Sadie glanced at the cornfield again. From now on she was done with scary stories. She quickened her pace, dangling the plastic bags of ice that had grown slick with condensation.

“Whatcha doing, Sadie?”

She nearly dropped the bags as Solomon Troyer jumped out of the cornfield and blocked her path. She took a step back and breathed in. “Good grief, Sol. You practically scared the life out of me.”

But instead of offering an apology, he moved toward her, a wolfish expression creeping over his long face. He’d turned nineteen last month, and from almost the day she’d turned sixteen earlier that year, he had looked at her in a weird, unnerving way whenever she saw him. Today wasn’t any different. He wasn’t wearing his straw hat, and another shift of the sultry breeze lifted the damp ends of his reddish-brown hair. He took a step toward her, his lips curving into a leer. “A maedel shouldn’t be walking down the road by herself.”

“I walk down this road by myself all the time.” She scowled, then wrinkled her nose. He smelled. Not just of sweat and sawdust, but of some kind of alcohol. He’d been drinking. Again. She didn’t have time for his nonsense. “I have to get back to the store, Sol. Mamm and Daed need this ice and it’s melting everywhere.” She couldn’t keep the bite out of her tone. “In case you haven’t noticed, it’s really hot today.”
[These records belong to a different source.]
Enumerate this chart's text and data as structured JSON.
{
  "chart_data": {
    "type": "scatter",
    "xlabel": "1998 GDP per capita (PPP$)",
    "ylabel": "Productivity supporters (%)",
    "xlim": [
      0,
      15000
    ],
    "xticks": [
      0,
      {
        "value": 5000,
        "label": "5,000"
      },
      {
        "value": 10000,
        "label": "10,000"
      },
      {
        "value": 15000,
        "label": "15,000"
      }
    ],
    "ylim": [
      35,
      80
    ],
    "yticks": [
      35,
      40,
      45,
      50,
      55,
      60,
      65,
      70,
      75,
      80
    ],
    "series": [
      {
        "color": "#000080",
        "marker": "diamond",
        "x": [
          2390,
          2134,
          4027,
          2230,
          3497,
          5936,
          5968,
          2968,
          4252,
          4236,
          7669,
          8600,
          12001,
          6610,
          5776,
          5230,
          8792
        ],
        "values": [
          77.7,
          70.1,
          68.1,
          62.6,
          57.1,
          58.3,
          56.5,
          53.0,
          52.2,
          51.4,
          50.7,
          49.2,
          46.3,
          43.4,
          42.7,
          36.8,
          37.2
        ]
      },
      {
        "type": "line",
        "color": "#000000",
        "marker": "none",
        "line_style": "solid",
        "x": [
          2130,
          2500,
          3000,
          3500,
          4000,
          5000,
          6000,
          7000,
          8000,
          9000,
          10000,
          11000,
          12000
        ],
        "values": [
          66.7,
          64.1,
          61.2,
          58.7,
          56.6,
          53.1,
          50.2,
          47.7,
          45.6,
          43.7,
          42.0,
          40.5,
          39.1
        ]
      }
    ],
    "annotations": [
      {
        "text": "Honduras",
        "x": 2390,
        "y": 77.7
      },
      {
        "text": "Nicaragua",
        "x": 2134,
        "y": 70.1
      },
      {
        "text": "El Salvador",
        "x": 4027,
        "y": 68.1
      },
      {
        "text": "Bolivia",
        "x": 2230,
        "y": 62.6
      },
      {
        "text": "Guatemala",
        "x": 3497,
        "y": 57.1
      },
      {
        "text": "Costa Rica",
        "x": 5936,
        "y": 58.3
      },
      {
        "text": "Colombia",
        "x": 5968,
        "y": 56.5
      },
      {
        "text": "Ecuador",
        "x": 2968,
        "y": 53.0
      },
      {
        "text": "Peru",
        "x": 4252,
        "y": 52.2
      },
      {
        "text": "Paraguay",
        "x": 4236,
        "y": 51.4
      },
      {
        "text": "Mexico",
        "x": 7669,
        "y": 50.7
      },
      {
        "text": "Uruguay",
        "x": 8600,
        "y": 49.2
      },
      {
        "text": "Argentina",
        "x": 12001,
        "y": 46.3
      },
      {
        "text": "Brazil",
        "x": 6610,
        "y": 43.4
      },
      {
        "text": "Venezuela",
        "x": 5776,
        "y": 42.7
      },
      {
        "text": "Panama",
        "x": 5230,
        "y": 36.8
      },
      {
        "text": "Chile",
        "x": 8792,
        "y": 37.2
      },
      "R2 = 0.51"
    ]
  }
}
“That’s not the only thing that’s hot.”

Ugh. Not only was he creepy, he was corny too. “Sol, I’m serious. Get out of mei way.”

His bloodshot leer wandered from her eyes to her lips. “Don’t you have a little time to talk?”

He was making her skin crawl. “Nee. Now let me by.” She moved to walk past him, but he blocked her again.

“You could be a little nicer to me.” He blew stale breath in her face as he leaned over her. “Let’s geh in the cornfield. I have something to show you.”

Her blood stilled in her veins. Sol was at least six inches taller than she was, and although he was lean, she knew he was strong. Still, she wasn’t afraid of him . . . at least not too much. Although the sun was bright, his pupils grew wide. Dark. She definitely didn’t want to see whatever it was he wanted to show her. He was taking a risk, being bold like this. A car could come by at any minute. She suddenly prayed that one would. “I don’t think so,” she said, tightening her grip on the slippery plastic bags.